The women who give birth to infants with NAS aren’t solely those actively abusing painkillers and heroin. Others with opioid-addicted infants were prescribed painkillers by their doctors for serious medical problems or are taking methadone or buprenorphine to treat their opioid addiction.
Being exposed to opioids in utero can have consequences for newborns such as abnormal sleep patterns, diarrhea, a high-pitched cry, irritability, shakiness or tremors, sneezing, weight loss, vomiting, yawning and failure to gain weight, according to the Mayo Clinic.
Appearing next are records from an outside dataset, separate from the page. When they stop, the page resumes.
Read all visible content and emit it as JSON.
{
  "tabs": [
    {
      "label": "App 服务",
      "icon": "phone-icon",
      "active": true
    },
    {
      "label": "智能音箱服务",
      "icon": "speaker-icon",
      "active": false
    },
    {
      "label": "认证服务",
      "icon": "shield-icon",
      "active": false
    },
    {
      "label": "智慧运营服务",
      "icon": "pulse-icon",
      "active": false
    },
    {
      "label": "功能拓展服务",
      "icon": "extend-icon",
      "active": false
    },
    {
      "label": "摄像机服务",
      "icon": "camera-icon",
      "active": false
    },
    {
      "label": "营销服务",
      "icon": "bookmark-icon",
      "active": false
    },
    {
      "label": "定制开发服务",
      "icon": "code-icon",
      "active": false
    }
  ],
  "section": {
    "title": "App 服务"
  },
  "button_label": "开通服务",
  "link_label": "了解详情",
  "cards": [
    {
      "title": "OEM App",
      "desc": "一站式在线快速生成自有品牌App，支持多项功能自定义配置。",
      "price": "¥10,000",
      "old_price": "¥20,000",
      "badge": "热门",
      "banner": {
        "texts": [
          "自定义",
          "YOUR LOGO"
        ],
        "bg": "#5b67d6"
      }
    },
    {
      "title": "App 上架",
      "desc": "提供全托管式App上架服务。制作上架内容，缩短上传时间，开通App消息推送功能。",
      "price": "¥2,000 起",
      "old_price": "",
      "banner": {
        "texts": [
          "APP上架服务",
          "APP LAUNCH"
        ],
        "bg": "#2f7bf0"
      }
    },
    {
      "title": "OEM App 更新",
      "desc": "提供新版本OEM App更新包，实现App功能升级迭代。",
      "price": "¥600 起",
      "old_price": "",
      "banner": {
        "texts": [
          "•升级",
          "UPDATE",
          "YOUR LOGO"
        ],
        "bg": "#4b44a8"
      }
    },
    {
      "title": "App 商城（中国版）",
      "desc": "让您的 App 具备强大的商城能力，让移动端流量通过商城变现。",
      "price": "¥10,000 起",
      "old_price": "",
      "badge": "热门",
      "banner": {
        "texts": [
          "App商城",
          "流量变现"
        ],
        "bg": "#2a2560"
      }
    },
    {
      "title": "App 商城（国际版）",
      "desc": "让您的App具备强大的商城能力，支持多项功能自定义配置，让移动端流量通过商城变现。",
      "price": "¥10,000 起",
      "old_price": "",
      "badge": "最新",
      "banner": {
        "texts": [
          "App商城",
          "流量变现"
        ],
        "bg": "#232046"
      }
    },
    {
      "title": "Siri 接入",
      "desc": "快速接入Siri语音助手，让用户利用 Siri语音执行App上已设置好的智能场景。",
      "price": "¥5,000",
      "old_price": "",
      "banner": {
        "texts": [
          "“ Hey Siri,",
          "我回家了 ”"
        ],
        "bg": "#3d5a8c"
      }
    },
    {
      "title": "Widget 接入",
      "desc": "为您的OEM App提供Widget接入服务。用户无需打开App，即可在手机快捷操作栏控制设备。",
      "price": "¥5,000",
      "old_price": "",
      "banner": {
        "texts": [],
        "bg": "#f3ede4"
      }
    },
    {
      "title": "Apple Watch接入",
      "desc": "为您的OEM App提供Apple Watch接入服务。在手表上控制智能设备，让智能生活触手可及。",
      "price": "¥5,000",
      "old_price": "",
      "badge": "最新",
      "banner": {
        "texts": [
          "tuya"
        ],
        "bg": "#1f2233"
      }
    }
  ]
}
We don’t know what health care access will be like under Trump
If President-elect Donald Trump fulfills his promise to repeal and replace the Affordable Care Act, even more people in rural areas could find themselves without health care. According to Congressional Budget Office estimates, an additional 22 million Americans could become uninsured if the ACA is dismantled.
For now, policymakers are striving to address the crisis. In July, President Barack Obama signed the Comprehensive Addiction and Recovery Act, authorizing the creation of grants to help pregnant women with substance use disorder. And in December, Congress approve $1 billion to fight the opioid epidemic as part of the 21st Century Cures Act, which pledged to prioritize the hardest hit states through measures such as prescription drug monitoring and expanding access to treatment over the next two years.
“We now have the opportunity to make sure that these provisions are working to protect rural moms and babies,” Villapiano said of the Comprehensive Addiction and Recovery Act. “It’s my sincere hope that as the new administration takes a closer look at their health priorities in the coming months, that addressing the root causes of rural-urban health disparities like we see with neonatal abstinence syndrome moves towards the top of their list.”